Aaron Williams is among 17 regulars who have been playing, lifting and running at MCI Center every weekday for the past few weeks. Austin and Richmond have not missed a day and Strickland has played in several pickup games.

Point guard Chris Whitney, center Jahidi White and small forward Randell Jackson have been frequent visitors as well. Hamilton has been back and forth and second-round pick Calvin Booth has been working with coaches for most of the summer.

Howard and Tracy Murray, the number one and number two small forwards, are the only players who have not made an appearance so far, Heard acknowledged.

"I hope they're here by [today] so we can all go into camp next week ready to go," Heard said.

The large pre-camp turnout has Washington's brass and some players optimistic of a drastic turnaround from last season's 18-32 finish. This type of player commitment has not been one of the Wizards' strengths in the past, said a member of Washington's front office.

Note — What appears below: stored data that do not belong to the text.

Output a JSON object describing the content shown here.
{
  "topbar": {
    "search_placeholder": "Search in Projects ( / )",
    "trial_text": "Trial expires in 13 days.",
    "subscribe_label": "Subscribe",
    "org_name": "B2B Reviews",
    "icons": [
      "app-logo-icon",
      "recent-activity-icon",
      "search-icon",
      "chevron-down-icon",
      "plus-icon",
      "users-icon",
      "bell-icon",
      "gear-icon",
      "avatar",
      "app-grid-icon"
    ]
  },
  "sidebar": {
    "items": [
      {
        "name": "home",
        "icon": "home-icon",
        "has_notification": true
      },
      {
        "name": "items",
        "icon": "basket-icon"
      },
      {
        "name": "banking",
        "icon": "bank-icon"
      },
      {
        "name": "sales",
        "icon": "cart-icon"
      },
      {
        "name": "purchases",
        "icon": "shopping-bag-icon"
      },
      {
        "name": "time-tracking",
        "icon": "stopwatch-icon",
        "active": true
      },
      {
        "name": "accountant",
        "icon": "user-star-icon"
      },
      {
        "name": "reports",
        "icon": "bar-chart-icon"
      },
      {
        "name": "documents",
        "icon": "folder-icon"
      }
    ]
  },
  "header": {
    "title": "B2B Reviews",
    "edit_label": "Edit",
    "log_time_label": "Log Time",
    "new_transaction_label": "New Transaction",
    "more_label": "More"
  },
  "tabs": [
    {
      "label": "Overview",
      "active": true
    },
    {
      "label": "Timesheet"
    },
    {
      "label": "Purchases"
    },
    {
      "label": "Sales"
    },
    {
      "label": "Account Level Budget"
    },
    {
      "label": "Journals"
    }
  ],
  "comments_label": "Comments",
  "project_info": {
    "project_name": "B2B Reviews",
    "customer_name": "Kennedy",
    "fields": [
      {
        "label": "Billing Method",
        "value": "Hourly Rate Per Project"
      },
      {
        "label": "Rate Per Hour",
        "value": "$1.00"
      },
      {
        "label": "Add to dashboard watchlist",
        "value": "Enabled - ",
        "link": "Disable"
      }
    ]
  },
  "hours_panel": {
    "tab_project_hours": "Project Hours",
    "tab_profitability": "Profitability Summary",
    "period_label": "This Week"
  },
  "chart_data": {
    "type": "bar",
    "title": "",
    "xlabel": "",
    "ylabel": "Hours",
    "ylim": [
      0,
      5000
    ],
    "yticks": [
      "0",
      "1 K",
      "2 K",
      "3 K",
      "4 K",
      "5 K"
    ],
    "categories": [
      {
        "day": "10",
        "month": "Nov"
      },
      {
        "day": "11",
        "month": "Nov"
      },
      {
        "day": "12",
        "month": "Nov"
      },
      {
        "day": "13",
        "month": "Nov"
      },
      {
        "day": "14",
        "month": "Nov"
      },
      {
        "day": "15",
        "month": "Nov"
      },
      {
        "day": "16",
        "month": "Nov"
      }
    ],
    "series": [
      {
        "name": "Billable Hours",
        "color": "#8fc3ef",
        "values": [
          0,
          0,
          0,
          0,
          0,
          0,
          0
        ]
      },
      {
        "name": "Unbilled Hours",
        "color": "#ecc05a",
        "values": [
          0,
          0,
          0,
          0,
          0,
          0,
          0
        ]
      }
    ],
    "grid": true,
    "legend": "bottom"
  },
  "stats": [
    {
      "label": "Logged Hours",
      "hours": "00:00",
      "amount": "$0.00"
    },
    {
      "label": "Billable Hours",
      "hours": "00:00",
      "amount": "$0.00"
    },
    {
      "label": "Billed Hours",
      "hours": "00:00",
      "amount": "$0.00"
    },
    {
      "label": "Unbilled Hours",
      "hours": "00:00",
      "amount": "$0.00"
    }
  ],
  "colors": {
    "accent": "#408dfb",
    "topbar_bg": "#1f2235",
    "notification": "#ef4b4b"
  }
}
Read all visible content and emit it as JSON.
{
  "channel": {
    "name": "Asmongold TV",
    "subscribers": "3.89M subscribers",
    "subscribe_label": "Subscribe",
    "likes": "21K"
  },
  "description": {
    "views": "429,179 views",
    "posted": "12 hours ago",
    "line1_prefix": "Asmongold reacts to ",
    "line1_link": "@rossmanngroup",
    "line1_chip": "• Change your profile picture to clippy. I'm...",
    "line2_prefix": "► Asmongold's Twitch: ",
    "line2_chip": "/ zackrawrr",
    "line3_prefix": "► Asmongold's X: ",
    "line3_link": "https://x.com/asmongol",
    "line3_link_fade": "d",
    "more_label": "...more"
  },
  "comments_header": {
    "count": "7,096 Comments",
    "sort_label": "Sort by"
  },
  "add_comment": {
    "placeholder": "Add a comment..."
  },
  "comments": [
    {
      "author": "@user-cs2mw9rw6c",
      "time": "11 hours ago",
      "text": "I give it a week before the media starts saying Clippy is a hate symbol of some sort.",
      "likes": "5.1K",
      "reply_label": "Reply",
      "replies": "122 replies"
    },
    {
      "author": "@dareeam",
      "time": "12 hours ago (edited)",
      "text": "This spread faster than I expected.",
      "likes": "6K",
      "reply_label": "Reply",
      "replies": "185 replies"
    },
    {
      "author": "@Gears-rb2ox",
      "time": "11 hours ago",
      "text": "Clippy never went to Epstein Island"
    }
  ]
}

"From what I've been seeing in the games we've been playing this summer and the amount of guys who've been coming in, I think everybody here has a different outlook than last year," Richmond said.

Recently acquired players Laron Profit, Reggie Jordan and James Collins have already begun their showdown for the fifth guard spot by humbling some of the more established players, one of those established players -- Richmond -- said yesterday.

"It could be one of the more competitive camps Washington has had in a long time," Richmond said. "Gar's put together a competitive camp. It's going to be a lot of guys fighting for minutes and that's what you want from a team."